My friend lives in a small farming community in a valley on the north side of the highest peaks in the High Atlas range, and as you’d expect it’s a breathtakingly beautiful place. I think I spent half my time there just sitting outside enjoying the view. The other half of the time I was taking advantage of the great hiking and the fresh fruit, butter, honey, buttermilk, eggs, and meat. My friend’s mom was even nice enough to show me how to weave on her loom. It was everything I’d envisioned and I had a great time – but I was only there for a short period of time, playing the tourist.
One day when we were walking around talking about how beautiful it is there, my friend pointed out to me that people only live there because that’s where they grew up, and they’re poor enough that most of them don’t have much of a choice of moving away. There are very few jobs there, and most people farm or raise animals because they have to in order to have food. Many kids don’t get to stay in school because they need to help support their families, and so they don’t learn Arabic (only the spoken form of the local Berber dialect), which further limits their prospects of moving away or finding a job. The real shock for me was when I asked if anyone really liked living in her village, and she told me no, she didn’t think so. Even if I lived out there for my entire two-year service, I’m still not sure I could really appreciate how difficult subsistence living can be.

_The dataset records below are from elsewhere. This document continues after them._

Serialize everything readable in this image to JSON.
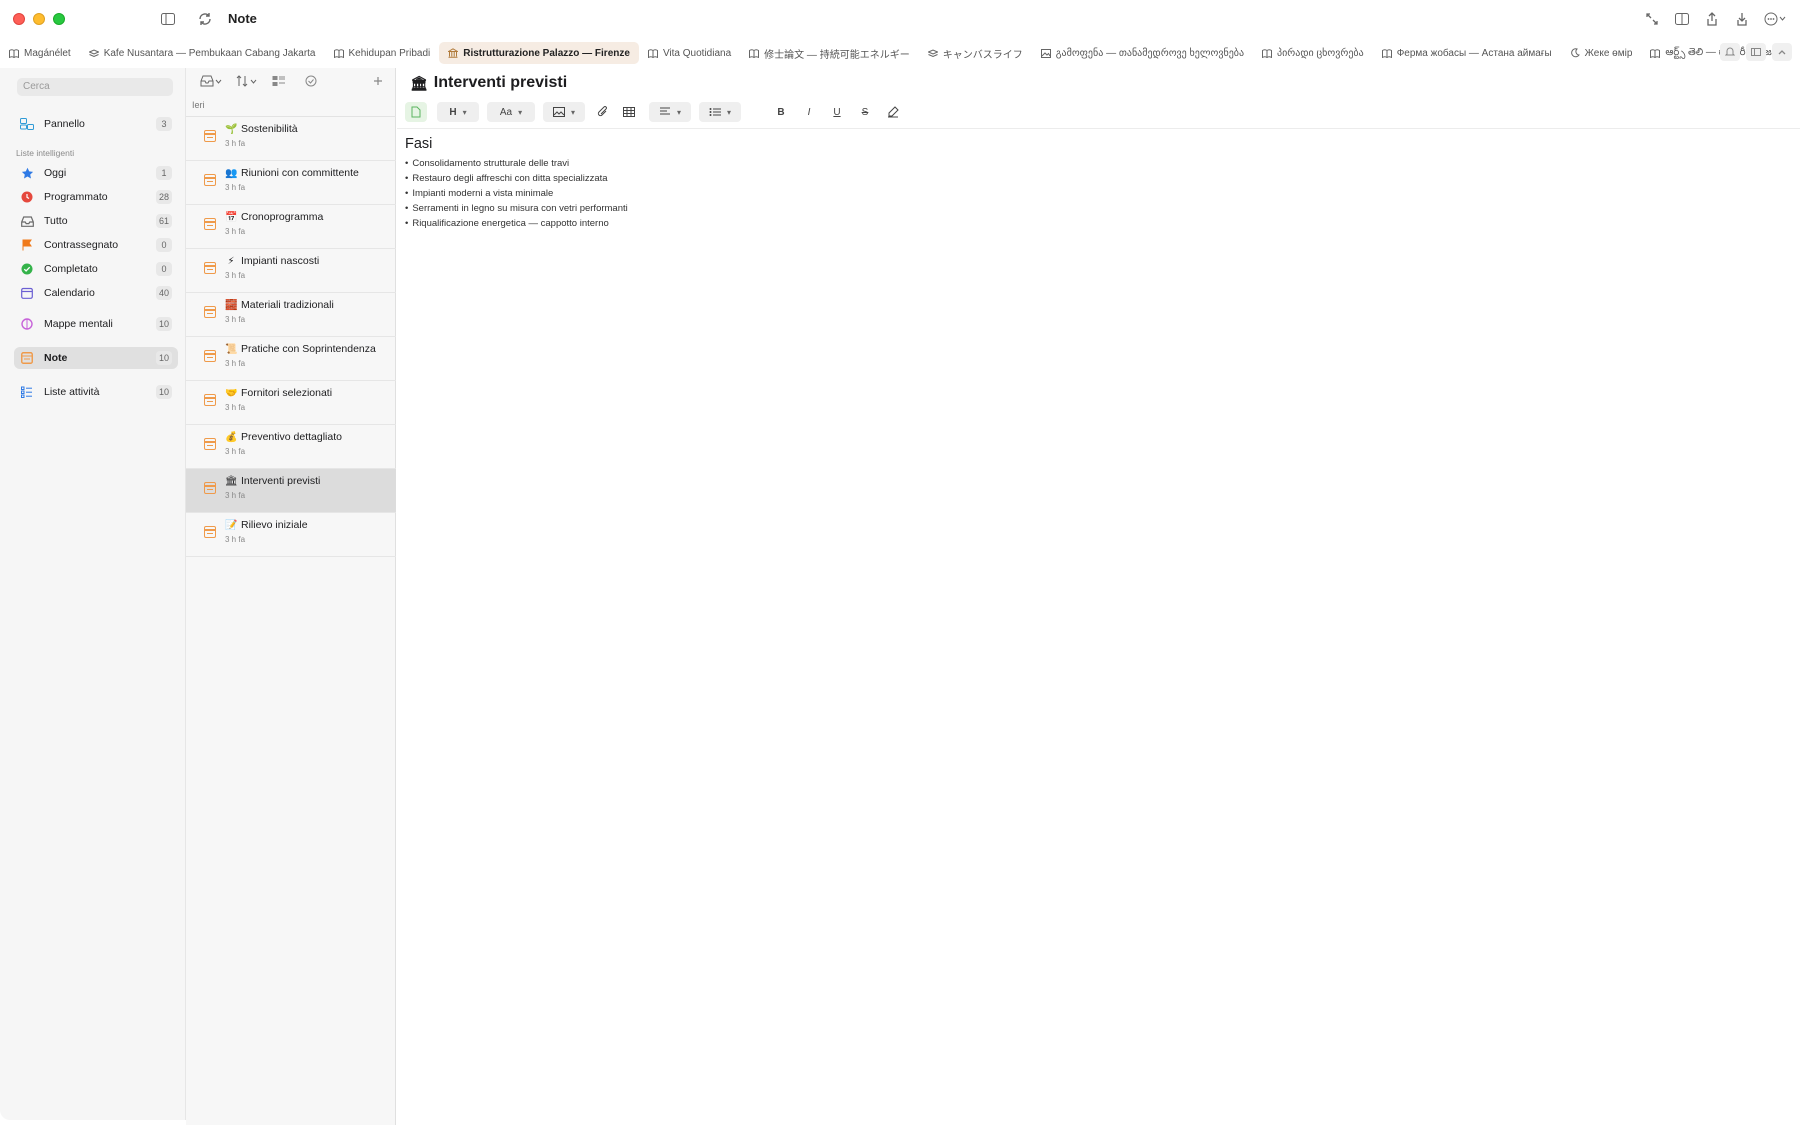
{
  "window": {
    "title": "Note"
  },
  "tabs": [
    {
      "label": "Magánélet",
      "icon": "book-icon"
    },
    {
      "label": "Kafe Nusantara — Pembukaan Cabang Jakarta",
      "icon": "stack-icon"
    },
    {
      "label": "Kehidupan Pribadi",
      "icon": "book-icon"
    },
    {
      "label": "Ristrutturazione Palazzo — Firenze",
      "icon": "building-icon",
      "active": true
    },
    {
      "label": "Vita Quotidiana",
      "icon": "book-icon"
    },
    {
      "label": "修士論文 — 持続可能エネルギー",
      "icon": "book-icon"
    },
    {
      "label": "キャンバスライフ",
      "icon": "stack-icon"
    },
    {
      "label": "გამოფენა — თანამედროვე ხელოვნება",
      "icon": "picture-icon"
    },
    {
      "label": "პირადი ცხოვრება",
      "icon": "book-icon"
    },
    {
      "label": "Ферма жобасы — Астана аймағы",
      "icon": "book-icon"
    },
    {
      "label": "Жеке өмір",
      "icon": "moon-icon"
    },
    {
      "label": "ఆర్ట్స్ తెలి — గ్యాలరీ యోజన",
      "icon": "book-icon"
    }
  ],
  "sidebar": {
    "search_placeholder": "Cerca",
    "dashboard": {
      "label": "Pannello",
      "count": "3"
    },
    "section_label": "Liste intelligenti",
    "smart_lists": [
      {
        "label": "Oggi",
        "count": "1",
        "icon": "star-icon",
        "color": "#2f7ae5"
      },
      {
        "label": "Programmato",
        "count": "28",
        "icon": "clock-icon",
        "color": "#e5483d"
      },
      {
        "label": "Tutto",
        "count": "61",
        "icon": "tray-icon",
        "color": "#6b6b6b"
      },
      {
        "label": "Contrassegnato",
        "count": "0",
        "icon": "flag-icon",
        "color": "#f07a1a"
      },
      {
        "label": "Completato",
        "count": "0",
        "icon": "check-circle-icon",
        "color": "#34b34a"
      },
      {
        "label": "Calendario",
        "count": "40",
        "icon": "calendar-icon",
        "color": "#6b5fd3"
      }
    ],
    "mind_maps": {
      "label": "Mappe mentali",
      "count": "10",
      "icon": "brain-icon",
      "color": "#c763d9"
    },
    "notes": {
      "label": "Note",
      "count": "10",
      "icon": "note-icon",
      "color": "#ef9a4a"
    },
    "task_lists": {
      "label": "Liste attività",
      "count": "10",
      "icon": "checklist-icon",
      "color": "#2f7ae5"
    }
  },
  "note_list": {
    "group_header": "Ieri",
    "items": [
      {
        "title": "Sostenibilità",
        "emoji": "🌱",
        "time": "3 h fa"
      },
      {
        "title": "Riunioni con committente",
        "emoji": "👥",
        "time": "3 h fa"
      },
      {
        "title": "Cronoprogramma",
        "emoji": "📅",
        "time": "3 h fa"
      },
      {
        "title": "Impianti nascosti",
        "emoji": "⚡",
        "time": "3 h fa"
      },
      {
        "title": "Materiali tradizionali",
        "emoji": "🧱",
        "time": "3 h fa"
      },
      {
        "title": "Pratiche con Soprintendenza",
        "emoji": "📜",
        "time": "3 h fa"
      },
      {
        "title": "Fornitori selezionati",
        "emoji": "🤝",
        "time": "3 h fa"
      },
      {
        "title": "Preventivo dettagliato",
        "emoji": "💰",
        "time": "3 h fa"
      },
      {
        "title": "Interventi previsti",
        "emoji": "🏛",
        "time": "3 h fa",
        "active": true
      },
      {
        "title": "Rilievo iniziale",
        "emoji": "📝",
        "time": "3 h fa"
      }
    ]
  },
  "editor": {
    "title": "Interventi previsti",
    "title_emoji": "🏛",
    "toolbar": {
      "heading": "H",
      "font": "Aa",
      "bold": "B",
      "italic": "I",
      "underline": "U",
      "strike": "S"
    },
    "heading": "Fasi",
    "bullets": [
      "Consolidamento strutturale delle travi",
      "Restauro degli affreschi con ditta specializzata",
      "Impianti moderni a vista minimale",
      "Serramenti in legno su misura con vetri performanti",
      "Riqualificazione energetica — cappotto interno"
    ]
  }
}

I still feel the pull of the bled, and I can’t bring myself to give up my vision of what serving in Peace Corps there would be like. Matt and I are planning at least one more backpacking trip to the area, but this time instead of walking through these isolated villages and wishing I lived there for a moment, I’ll try instead to keep in mind the endless hard work it takes to just live in a place like that, and consider myself lucky to be able to see these beautiful places from a tourist’s point of view.